- Procuradores de Munique solicitaram a confiscação de cerca de 35 milhões de euros em imóveis e ações, em investigação de lavagem de dinheiro envolvendo o ex-governador do banco central do Líbano e outros réus.
- Os bens apreendidos incluem imóveis em Múnique e Hamburgo e ações de uma empresa imobiliária em Düsseldorf, no âmbito de um caso ligado à Forry Associates, ligada ao irmão de Riad Salameh.
- A solicitação de confiscação foi apresentada em janeiro de 2026 ao tribunal regional de Munique; o montante total já envolvia cerca de 28 milhões de euros em imóveis e 7 milhões de euros em ações.
- Salameh e o irmão negam as acusações; o ex-presidente do banco libanês ficou detido por cerca de 13 meses e pagou fiança de 14 milhões de dólares, sem admitir irregularidades.
- A investigação europeia é separada de uma acusação no Líbano contra Salameh e advogados por crimes financeiros; autoridades libanesas buscam recuperar ativos para recompor cofres públicos diante do colapso de 2019.
O Ministério Público de Munique pediu, nesta sexta-feira, a confiscação de cerca de 35 milhões de euros em imóveis e ações que já haviam sido apreendidos no âmbito de uma investigação de lavagem de dinheiro envolvendo o ex-governador do Banco Central do Líbano e outros réus. A solicitação foi apresentada ao tribunal regional de Munique em janeiro de 2026.

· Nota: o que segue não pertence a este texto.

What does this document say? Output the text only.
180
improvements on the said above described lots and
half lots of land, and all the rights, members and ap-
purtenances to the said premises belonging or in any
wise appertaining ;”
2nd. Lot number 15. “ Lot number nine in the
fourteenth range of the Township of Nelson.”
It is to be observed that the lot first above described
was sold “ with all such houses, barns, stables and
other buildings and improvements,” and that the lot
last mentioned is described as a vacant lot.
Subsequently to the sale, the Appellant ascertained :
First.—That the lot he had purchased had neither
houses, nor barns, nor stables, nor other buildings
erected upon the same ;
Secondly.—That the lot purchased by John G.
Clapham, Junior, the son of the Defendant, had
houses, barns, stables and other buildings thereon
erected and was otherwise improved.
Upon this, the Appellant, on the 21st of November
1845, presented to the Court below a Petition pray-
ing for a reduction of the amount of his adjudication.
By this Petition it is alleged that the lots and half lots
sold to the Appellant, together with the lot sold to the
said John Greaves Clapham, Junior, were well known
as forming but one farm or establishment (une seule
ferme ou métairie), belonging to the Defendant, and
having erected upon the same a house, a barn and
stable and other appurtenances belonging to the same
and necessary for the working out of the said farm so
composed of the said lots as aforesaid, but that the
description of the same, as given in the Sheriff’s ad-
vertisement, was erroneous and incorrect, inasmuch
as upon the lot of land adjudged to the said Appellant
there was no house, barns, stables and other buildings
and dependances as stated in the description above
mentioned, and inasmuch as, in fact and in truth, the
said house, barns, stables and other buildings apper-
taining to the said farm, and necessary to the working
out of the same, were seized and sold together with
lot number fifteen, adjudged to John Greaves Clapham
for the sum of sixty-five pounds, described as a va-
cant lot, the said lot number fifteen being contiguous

Os ativos incluem imóveis em Munique e Hamburgo, além de ações de uma sociedade imobiliária com sede em Düsseldorf. A investigação é parte de um processo mais amplo que mira desvios de recursos públicos provenientes do banco central libanês.
Contexto da investigação
Diversos países europeus, entre eles França, Alemanha e Luxemburgo, investigam se dezenas de milhões de dólares em recursos do banco central libanês teriam sido lavados na Europa. O caso está ligado à Forry Associates, empresa controlada pelo irmão do ex-banqueiro. Os irmãos negam irregularidades, e são acusados de usar a Forry para desviar cerca de 330 milhões de dólares em fundos públicos por meio de comissões.
Quem está envolvido
O ex-presidente do banco central libanês, que comandou a instituição por três décadas, é alvo de uma acusação separada no Líbano, incluindo crimes como peculato, falsidade e enriquecimento ilícito. O banqueiro foi detido por cerca de 13 meses e liberado após pagamento de fiança recorde de 14 milhões de dólares. Ele permanece no Líbano, com veto de viagem, e nega irregularidades.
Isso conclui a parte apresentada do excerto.